In an August 7 statement announcing plans to revisit STLDI policy once again, the U.S. Departments of Labor, Health and Human Services, and the Treasury cited a February 19 executive order by President Donald Trump directing federal agencies to review regulations that impose significant costs on private entities and are not justified by corresponding public benefits. The agencies said that consistent with this order, they will begin a new rulemaking process, with a period allowed for public comment, to “consider the need for amendments to the regulatory definition of ‘short-term, limited-duration insurance.’”

Until new rules are in place, the agencies said they do not intend to prioritize enforcement actions against insurers that fail to meet the current definition of STLDI. The agencies also said that during this period they will not punish states for failing to enforce current STLDI regulations or for applying their own definitions of STLDI.

On October 14, the Arkansas Insurance Department released a bulletin clarifying that Arkansas will allow insurers to sell STLDI consistent with state law while federal rulemaking is underway.

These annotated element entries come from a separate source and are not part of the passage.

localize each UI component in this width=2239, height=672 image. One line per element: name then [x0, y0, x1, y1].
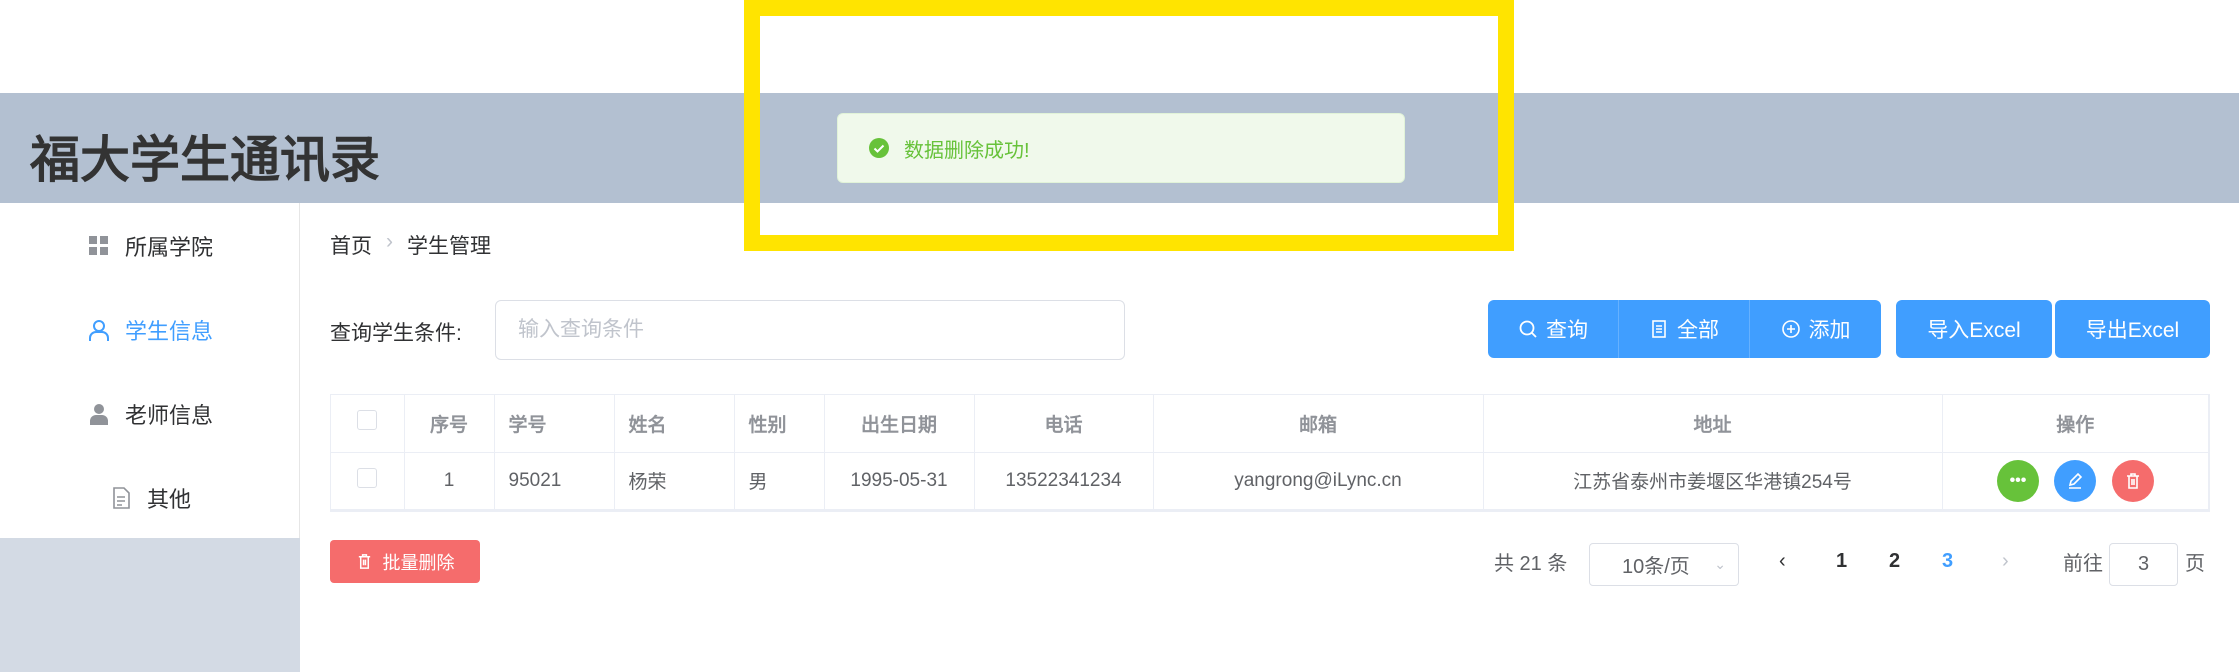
import-excel-button[interactable]: 导入Excel [1896, 300, 2052, 358]
toast-message: 数据删除成功! [904, 139, 1030, 162]
all-label: 全部 [1677, 319, 1719, 342]
header-phone: 电话 [974, 395, 1154, 453]
trash-icon [358, 554, 370, 569]
cell-phone: 13522341234 [974, 452, 1154, 509]
add-button[interactable]: 添加 [1750, 300, 1881, 358]
user-outline-icon [88, 320, 109, 341]
cell-index: 1 [404, 452, 495, 509]
students-table: 序号 学号 姓名 性别 出生日期 电话 邮箱 地址 操作 1 95021 杨荣 … [330, 394, 2210, 512]
header-birthdate: 出生日期 [824, 395, 975, 453]
header-address: 地址 [1483, 395, 1943, 453]
export-excel-button[interactable]: 导出Excel [2055, 300, 2210, 358]
table-row: 1 95021 杨荣 男 1995-05-31 13522341234 yang… [331, 452, 2209, 509]
batch-delete-label: 批量删除 [382, 552, 455, 573]
breadcrumb-home[interactable]: 首页 [330, 230, 372, 260]
success-toast: 数据删除成功! [837, 113, 1405, 183]
delete-button[interactable] [2111, 459, 2154, 502]
action-button-group: 查询 全部 添加 [1488, 300, 1881, 358]
sidebar-item-other[interactable]: 其他 [0, 468, 300, 528]
cell-address: 江苏省泰州市姜堰区华港镇254号 [1483, 452, 1943, 509]
page-size-value: 10条/页 [1622, 556, 1690, 578]
list-icon [1652, 320, 1666, 338]
document-icon [113, 487, 130, 509]
page-suffix: 页 [2185, 553, 2205, 575]
add-label: 添加 [1808, 319, 1851, 342]
grid-icon [88, 236, 108, 255]
header-student-id: 学号 [494, 395, 615, 453]
query-button[interactable]: 查询 [1488, 300, 1619, 358]
goto-label: 前往 [2063, 553, 2103, 575]
sidebar-item-label: 其他 [146, 487, 191, 512]
show-all-button[interactable]: 全部 [1619, 300, 1750, 358]
more-icon: ••• [2009, 471, 2027, 489]
header-index: 序号 [404, 395, 495, 453]
app-title: 福大学生通讯录 [30, 132, 380, 188]
chevron-down-icon: ⌄ [1714, 556, 1726, 572]
prev-page-button[interactable]: ‹ [1779, 550, 1786, 573]
page-2[interactable]: 2 [1889, 550, 1900, 573]
header-name: 姓名 [614, 395, 735, 453]
page-size-select[interactable]: 10条/页 ⌄ [1589, 543, 1739, 586]
sidebar-item-teachers[interactable]: 老师信息 [0, 384, 300, 444]
sidebar-item-label: 老师信息 [124, 403, 213, 428]
cell-name: 杨荣 [614, 452, 735, 509]
trash-icon [2126, 472, 2139, 489]
breadcrumb-current: 学生管理 [407, 235, 491, 258]
cell-actions: ••• [1942, 452, 2209, 509]
next-page-button[interactable]: › [2002, 550, 2009, 573]
search-icon [1519, 320, 1537, 338]
page-3-current[interactable]: 3 [1942, 550, 1953, 573]
table-header-row: 序号 学号 姓名 性别 出生日期 电话 邮箱 地址 操作 [331, 395, 2209, 453]
cell-birthdate: 1995-05-31 [824, 452, 975, 509]
more-button[interactable]: ••• [1996, 459, 2039, 502]
header-gender: 性别 [734, 395, 825, 453]
sidebar-item-label: 学生信息 [124, 319, 213, 344]
edit-button[interactable] [2054, 459, 2097, 502]
edit-icon [2069, 472, 2083, 489]
chevron-right-icon: › [386, 230, 393, 253]
sidebar-item-students[interactable]: 学生信息 [0, 300, 300, 360]
cell-student-id: 95021 [494, 452, 615, 509]
batch-delete-button[interactable]: 批量删除 [330, 540, 480, 583]
sidebar-footer [0, 538, 300, 672]
goto-page-input[interactable] [2109, 543, 2178, 586]
user-filled-icon [89, 404, 108, 425]
sidebar-item-college[interactable]: 所属学院 [0, 216, 300, 276]
select-all-checkbox[interactable] [357, 410, 378, 431]
header-actions: 操作 [1942, 395, 2209, 453]
cell-email: yangrong@iLync.cn [1153, 452, 1484, 509]
cell-gender: 男 [734, 452, 825, 509]
plus-circle-icon [1781, 320, 1800, 338]
search-label: 查询学生条件: [330, 322, 462, 345]
pagination-total: 共 21 条 [1494, 553, 1568, 575]
check-circle-icon [869, 138, 889, 158]
page-1[interactable]: 1 [1836, 550, 1847, 573]
header-email: 邮箱 [1153, 395, 1484, 453]
breadcrumb: 首页 › 学生管理 [330, 230, 491, 260]
sidebar-item-label: 所属学院 [124, 235, 213, 260]
row-checkbox[interactable] [357, 467, 378, 488]
search-input[interactable] [495, 300, 1125, 360]
query-label: 查询 [1546, 319, 1588, 342]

The Trump administration’s announcement could signal a policy shift that would open the door for states to allow longer STLDI plans if they choose. This could lead to reduced enrollment in comprehensive coverage and — due to adverse impacts on the risk pool — increase coverage costs for consumers with comprehensive plans. In previous years, some states have adopted tighter limits on the length of short-term plans because of the risk to consumers of high out-of-pocket healthcare costs.

Some states, including Arkansas, have chosen not to implement rules for STLDI beyond federal regulations, seeking to preserve flexibility within the insurance market. This approach allows insurers to offer a variety of plan options and enables consumers to select coverage that best fits their needs and financial circumstances. Consumer protections these states may want to consider include requiring that marketing of STLDI plans disclose the plans’ limitations and prohibiting STLDI plans from being sold during open enrollment alongside comprehensive coverage.